In step 308, the list of the words occurring in each protein sequence is compiled. In an exemplary embodiment, data processor 104 may compile the list of each amino acid word occurring more than once in the protein sequences encoded by a genome. The compiled amino acid word list may be stored in data storage device 106.
In step 310, the observed frequency of each amino acid word in the protein sequence is counted and written to a count list. In an exemplary embodiment, data processor 104 may count the observed occurrences of each amino acid word in the compiled list. Data processor 104 may calculate the frequency of each amino acid word in each protein sequence encoded by the genome by dividing the observed number of occurrences for each amino acid word by the number of amino acids in the protein sequence or genome. Data processor 104 may then write a list including the frequency for each amino acid word in the protein sequences. The list containing the observed amino acid word frequency may be stored in data storage device 106.
In step 312, the expected frequency of each amino acid word in each protein sequence is calculated. In an exemplary embodiment, the expected frequency of each amino acid word in a protein sequence may be derived from the probability of each amino acid word in the protein sequence occurring. Data processor 104 may calculate the probability of an amino acid word based on the probability of the occurrence of two or more amino acid subwords making up the amino acid word.
An exemplary algorithm for determining the probability of the occurrence of an amino acid word in the protein sequence may involve calculating the probability from the observed frequency of each amino acid word in the protein sequence. The probability of a 1-long amino acid word (i.e. a single amino acid) occurring within the protein sequence is equal to the frequency of the amino acid, i.e. the number of occurrences of that amino acid in a protein divided by the total number of amino acids in the protein. For example, if the amino acid “A” (for alanine) occurs 11 times in a protein of 100 amino acids, then the probability of the 1-long amino acid word p(A) is 11%. For a 2-long amino acid word, the probability may be determined to be one half of the probability of the first 1-long amino acid subword multiplied by the probability of the second 1-long amino acid subword. For example, if p(A) is 11%, and p(L) (for the 1-long amino acid word for leucine “L”) is 8%, then p(AL) (for the 2-long amino acid word “AL”) would be equal to one half of 0.11*0.08, or 0.44% (with the same probability existing for p(LA)). For N-long amino acid words (where N>2), the probability may be determined based on the probability of a 1-long amino acid subword and a (N−1)-long amino acid subword. For example, the probability of the amino acid word “VALK” occurring may be equal to the average of p(VAL)*p(K) and p(V)*p(ALK).

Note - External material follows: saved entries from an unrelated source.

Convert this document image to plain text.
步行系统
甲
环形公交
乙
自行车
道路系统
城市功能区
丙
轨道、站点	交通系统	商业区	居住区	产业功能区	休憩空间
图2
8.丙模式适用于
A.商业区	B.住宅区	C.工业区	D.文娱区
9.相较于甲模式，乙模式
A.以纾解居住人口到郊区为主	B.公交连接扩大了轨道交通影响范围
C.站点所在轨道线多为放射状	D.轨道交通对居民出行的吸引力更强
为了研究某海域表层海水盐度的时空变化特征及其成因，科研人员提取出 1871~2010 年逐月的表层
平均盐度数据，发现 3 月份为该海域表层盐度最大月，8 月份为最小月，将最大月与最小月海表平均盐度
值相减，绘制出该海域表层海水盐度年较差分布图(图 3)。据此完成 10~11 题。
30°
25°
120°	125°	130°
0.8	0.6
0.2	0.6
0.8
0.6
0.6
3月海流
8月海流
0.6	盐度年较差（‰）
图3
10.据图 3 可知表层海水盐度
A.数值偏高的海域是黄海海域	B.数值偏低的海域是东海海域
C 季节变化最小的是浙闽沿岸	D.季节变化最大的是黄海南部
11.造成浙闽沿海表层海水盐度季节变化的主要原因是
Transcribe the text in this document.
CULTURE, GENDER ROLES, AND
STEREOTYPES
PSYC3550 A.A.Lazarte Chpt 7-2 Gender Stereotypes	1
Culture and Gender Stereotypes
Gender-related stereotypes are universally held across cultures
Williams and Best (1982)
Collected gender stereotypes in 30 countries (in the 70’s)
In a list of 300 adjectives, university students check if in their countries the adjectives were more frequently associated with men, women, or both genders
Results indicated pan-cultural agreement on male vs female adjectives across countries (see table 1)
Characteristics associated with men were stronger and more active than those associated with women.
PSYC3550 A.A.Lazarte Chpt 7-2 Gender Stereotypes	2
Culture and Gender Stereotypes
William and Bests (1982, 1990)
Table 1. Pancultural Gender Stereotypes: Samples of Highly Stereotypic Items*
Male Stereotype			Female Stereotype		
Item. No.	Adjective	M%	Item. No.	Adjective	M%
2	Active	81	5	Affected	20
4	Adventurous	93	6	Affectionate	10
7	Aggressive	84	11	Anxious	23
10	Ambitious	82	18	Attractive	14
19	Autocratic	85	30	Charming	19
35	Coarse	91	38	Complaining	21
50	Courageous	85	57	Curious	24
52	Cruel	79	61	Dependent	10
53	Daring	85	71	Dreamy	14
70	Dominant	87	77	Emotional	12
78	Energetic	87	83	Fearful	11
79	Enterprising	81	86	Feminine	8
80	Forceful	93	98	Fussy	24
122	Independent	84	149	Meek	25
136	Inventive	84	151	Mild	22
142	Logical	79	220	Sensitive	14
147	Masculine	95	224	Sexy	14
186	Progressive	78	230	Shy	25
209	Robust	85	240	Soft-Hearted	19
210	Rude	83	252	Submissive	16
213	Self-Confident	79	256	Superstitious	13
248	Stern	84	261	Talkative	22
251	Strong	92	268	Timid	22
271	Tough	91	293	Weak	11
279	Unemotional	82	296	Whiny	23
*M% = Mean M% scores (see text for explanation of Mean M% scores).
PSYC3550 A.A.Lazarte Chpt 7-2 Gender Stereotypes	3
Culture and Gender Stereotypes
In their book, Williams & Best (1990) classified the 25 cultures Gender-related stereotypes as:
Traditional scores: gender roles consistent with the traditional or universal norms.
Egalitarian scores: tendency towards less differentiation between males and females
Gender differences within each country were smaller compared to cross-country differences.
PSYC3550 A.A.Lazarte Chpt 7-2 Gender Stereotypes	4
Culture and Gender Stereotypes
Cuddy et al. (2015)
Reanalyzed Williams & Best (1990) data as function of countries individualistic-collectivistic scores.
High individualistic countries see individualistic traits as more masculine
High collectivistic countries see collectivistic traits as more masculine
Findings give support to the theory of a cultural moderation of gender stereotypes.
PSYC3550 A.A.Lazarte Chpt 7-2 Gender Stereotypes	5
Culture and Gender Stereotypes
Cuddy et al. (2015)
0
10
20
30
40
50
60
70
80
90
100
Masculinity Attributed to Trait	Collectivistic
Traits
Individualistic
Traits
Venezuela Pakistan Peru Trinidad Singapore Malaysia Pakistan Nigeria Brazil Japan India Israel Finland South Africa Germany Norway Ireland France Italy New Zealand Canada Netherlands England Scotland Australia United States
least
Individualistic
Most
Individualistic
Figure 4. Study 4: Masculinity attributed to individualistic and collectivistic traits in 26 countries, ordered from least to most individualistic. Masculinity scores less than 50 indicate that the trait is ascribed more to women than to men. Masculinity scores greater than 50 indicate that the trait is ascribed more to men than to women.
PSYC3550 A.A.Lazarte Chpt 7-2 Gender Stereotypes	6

Using this algorithm, data processor 104 may calculate the probability of any amino acid word occurring based on the probability of two or more subwords of the amino acid word, which may be obtained using the list of observed frequencies of amino acid words in each protein. Data processor 104 may calculate the expected frequency of an amino acid word in a protein by multiplying the probability of the amino acid word occurring with the total number of amino acids in the protein. The expected amino acid word frequency for each amino acid word in each protein sequence encoded by the genome may be stored in data storage device 106.
In step 314, a genome word dictionary is output, e.g., stored to data storage device 106 and/or transmitted to output device 108. In an exemplary embodiment, data processor 104 generates an amino acid word dictionary for each genome. The amino acid word dictionary may contain an entry for each amino acid word in each protein sequence encoded by the genome. Each entry for the amino acid word may include the word's observed frequency, expected frequency, and/or the difference between the observed and expected frequencies. After generating the amino acid word dictionary for each genome, data processor 104 may then store the amino acid word dictionary on data storage device 106 for later access. Additionally, data processor 104 may transmit electronic data including amino acid word dictionaries for each amino acid word in the genome to output device(s) 108. Output device(s) 108 may then present the amino acid word dictionaries to a user via a chart or graph, for example.
In step 316, a genome target list is read. Data processor 104 may receive the genome target list from input device(s) 102. The genome target list may be generated by a user. In an exemplary embodiment, the genome target list may be the same list of genomes read in step 302. In an alternative exemplary embodiment, the genome target list may be a list including genomes for which amino acid word dictionaries have been created, as described above in steps 304-314.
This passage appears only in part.